Love Letter to 93x

Ann Arbor may have a lot to offer in terms of coffee shops and places to buy Keen hiking shoes, but leaves much to be desired in terms of a local music scene and decent radio stations. Like most cities, Detroit’s local radio has largely been commandeered by Clear Channel and its ilk, with shock jocks in the morning and fixed playlists which ensure that, while I’m driving around in the county vehicle for work, I hear Coldplay (whom Chuck Klosterman rightly called “the shittiest fucking band I’ve ever heard”) and Death Cab for Cutie at least five times a day. There is one lo-fi station that broadcasts from the Michigan campus, but with notable exceptions here and there, it’s manned by indefatigable hipsters who like to play poorly recorded Mongolian goat herding choruses and minimalist German techno songs that last eleven minutes to prove that they’ve advanced beyond the concept of instruments.
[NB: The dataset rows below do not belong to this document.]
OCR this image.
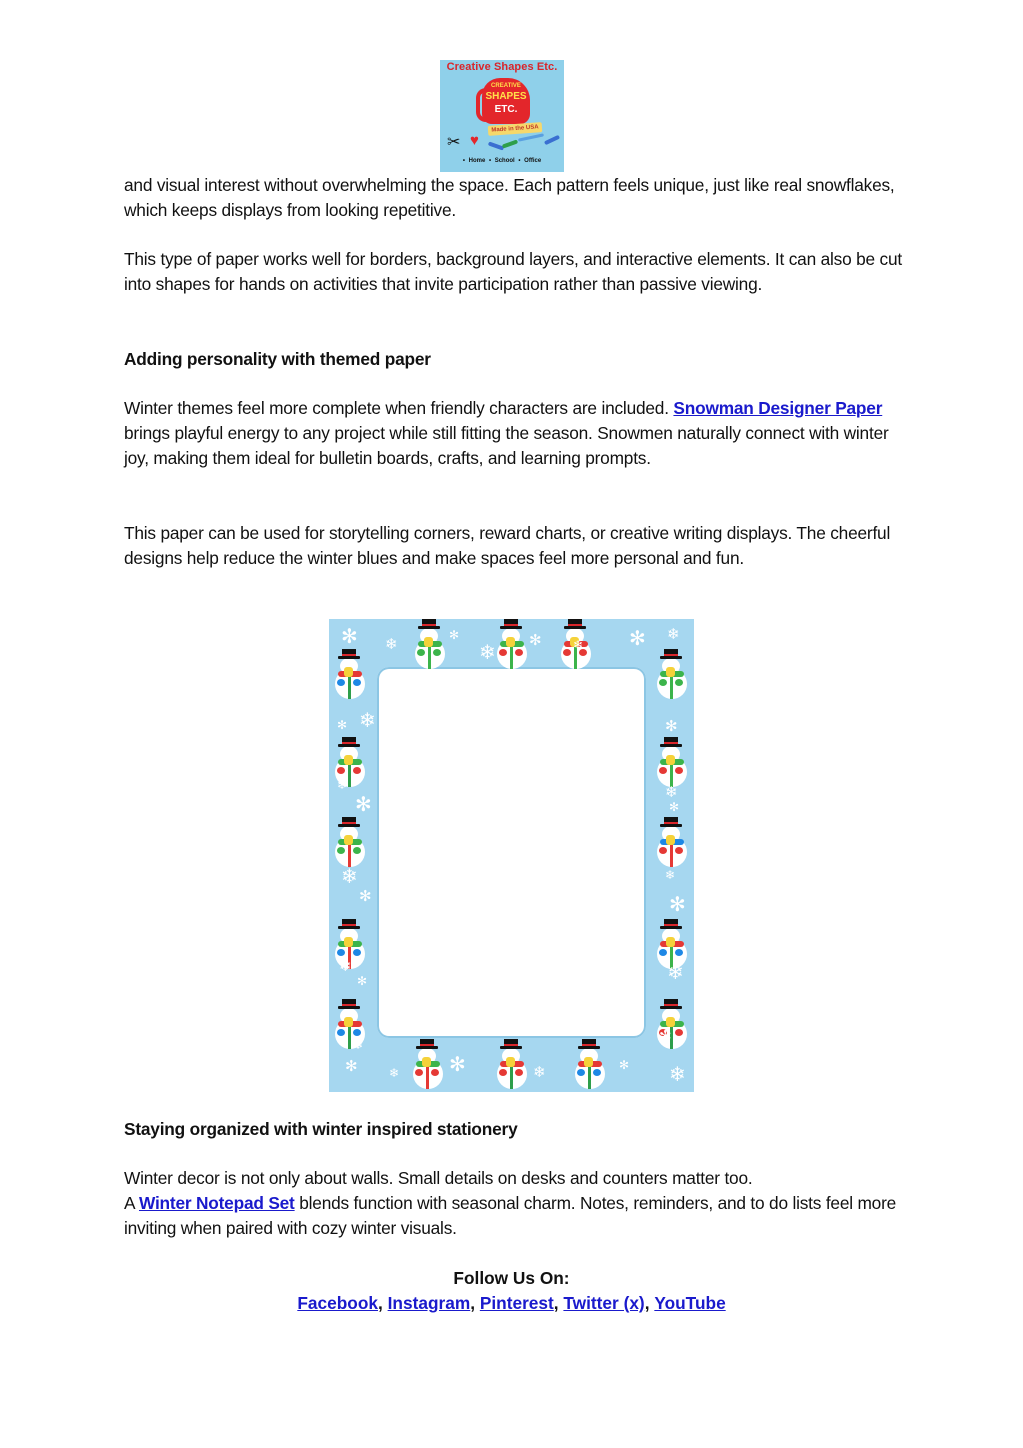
Creative Shapes Etc.
CREATIVE
SHAPES
ETC.
Made in the USA
✂ ♥
• Home • School • Office

and visual interest without overwhelming the space. Each pattern feels unique, just like real snowflakes, which keeps displays from looking repetitive.

This type of paper works well for borders, background layers, and interactive elements. It can also be cut into shapes for hands on activities that invite participation rather than passive viewing.

Adding personality with themed paper

Winter themes feel more complete when friendly characters are included. Snowman Designer Paper brings playful energy to any project while still fitting the season. Snowmen naturally connect with winter joy, making them ideal for bulletin boards, crafts, and learning prompts.

This paper can be used for storytelling corners, reward charts, or creative writing displays. The cheerful designs help reduce the winter blues and make spaces feel more personal and fun.

✻ ❄
✻
❄
✻	❄ ✻ ❄
✻ ❄	✻
❄
✻
❄
✻
❄
✻
❄
✻
❄
✻	❄
✻	❄ ✻	❄	✻ ❄
✻
❄
Staying organized with winter inspired stationery

Winter decor is not only about walls. Small details on desks and counters matter too.

A Winter Notepad Set blends function with seasonal charm. Notes, reminders, and to do lists feel more inviting when paired with cozy winter visuals.

Follow Us On:
Facebook, Instagram, Pinterest, Twitter (x), YouTube
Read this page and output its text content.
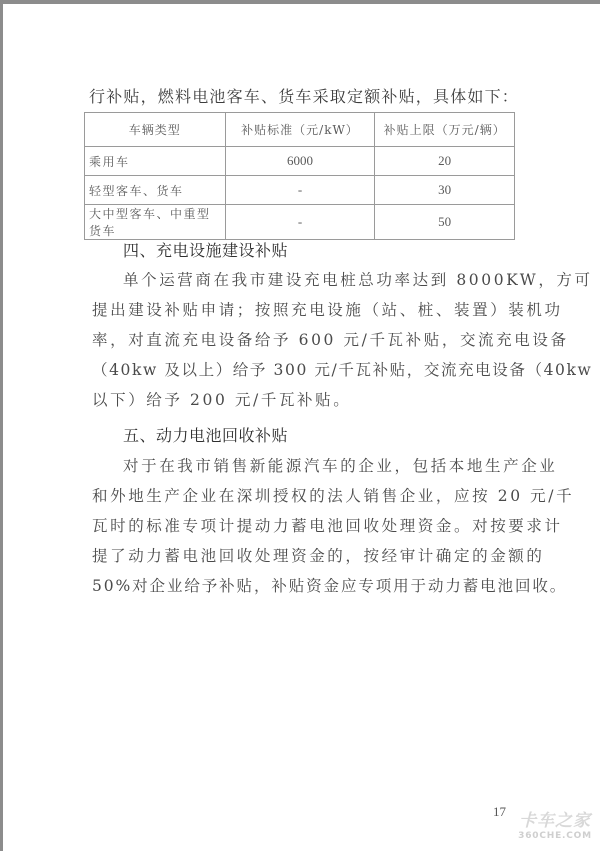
行补贴，燃料电池客车、货车采取定额补贴，具体如下：
车辆类型	补贴标准（元/kW）	补贴上限（万元/辆）
乘用车	6000	20
轻型客车、货车	-	30
大中型客车、中重型货车	-	50
四、充电设施建设补贴
单个运营商在我市建设充电桩总功率达到 8000KW，方可
提出建设补贴申请；按照充电设施（站、桩、装置）装机功
率，对直流充电设备给予 600 元/千瓦补贴，交流充电设备
（40kw 及以上）给予 300 元/千瓦补贴，交流充电设备（40kw
以下）给予 200 元/千瓦补贴。
五、动力电池回收补贴
对于在我市销售新能源汽车的企业，包括本地生产企业
和外地生产企业在深圳授权的法人销售企业，应按 20 元/千
瓦时的标准专项计提动力蓄电池回收处理资金。对按要求计
提了动力蓄电池回收处理资金的，按经审计确定的金额的
50%对企业给予补贴，补贴资金应专项用于动力蓄电池回收。
17 卡车之家
360CHE.COM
That is why I’ve come to the conclusion that there was never a better radio station than 93.3FM in St. Louis. It was a non-profit station staffed, as far as I could tell, by one or two people who had the most bitching taste in music I’ve ever heard, and there were no commercials other than occasional promos for a local show or new concert venue opening up. They played all sorts of stuff from Husker Du and The Jam to Liz Phair and Finley Quaye, a ton of local music no one had ever heard of like the Diner Junkies and Dumb Luck, and were responsible for introducing me to Elliott Smith, Chan Marshall, Sonic Youth, and the Pixies at the tender age of 14. Occasionally I would stray over to the bigger “alternative rock” station to hear Smashing Pumpkins and Nirvana, but I always came back to 93x (assuming I could get their signal that day). It was sort of an early cousin of Radio Free Brooklyn and listener-supported KEXP in Seattle…maybe not quite as cool and definitely unaware of its coolness (which in itself is pretty dern cool), but in the desert of worthwhile music during the late 1990s, it was something.

Perhaps because their signal was so lousy, no one I knew at the time listened to 93x like I did. My first car did not have a tape deck and my after-school jobs did not provide me with adequate income to spend on a dozen CDs every week, so I was stuck listening to the radio a whole lot. However, this little unknown station contributed a vast amount to my musical tastes and love for music in general. In high school, people are defined quite rigidly by their interests and the type of music they listen to–it’s a big part of how we define ourselves when we’re too immature to work on other aspects of our character. I was friends with people who refused to listen to anything that was not hardcore punk influenced by such bands as Black Flag and Minor Threat, and these friends made fun of me for listening to the radio at all or admitting that even though I liked punk, I could also get into Juliana Hatfield and Rage Against the Machine. My friends at school (who were few) listened to horrible late 90s grunge rock like Limp Bizkit and Godsmack or shitty top 40s R&B, and I couldn’t relate to that, either. When I got home from work or school every night, I would go straight to my room in the corner of our basement and listen to 93x for hours on end and sometimes pretend I could play the guitar.

Now that I find myself once again driving long distances throughout the day without the benefit of an iPod line out or CD player, forced to channel surf through the tripe these radio stations churn out hour after hour. And the commercials! So many of them…three songs and then five minutes of advertisements. I’ve gotten way too cozy with streaming radio from my laptop and taking my Nano everywhere I go. The only stations, it seems, that are still untouched by Clear Channel are the oldies and classic rock stations, where the deejays are free to play crap no one cares about anymore. Fortunately one of my high school boyfriends turned me on to Led Zeppelin, and one of my favorite pastimes is screeching along with Robert Plant whenever I’m transporting a certain client who finds this terribly amusing.

P.S. My love for 93x has been so deep and abiding that once, during my senior year of high school when my English teacher assigned us the task of composing a sestina, I wrote mine about this particular radio station. I wonder if I still have it copied down somewhere. I think the words I chose were loud, play, love, sing, and two others I can’t remember.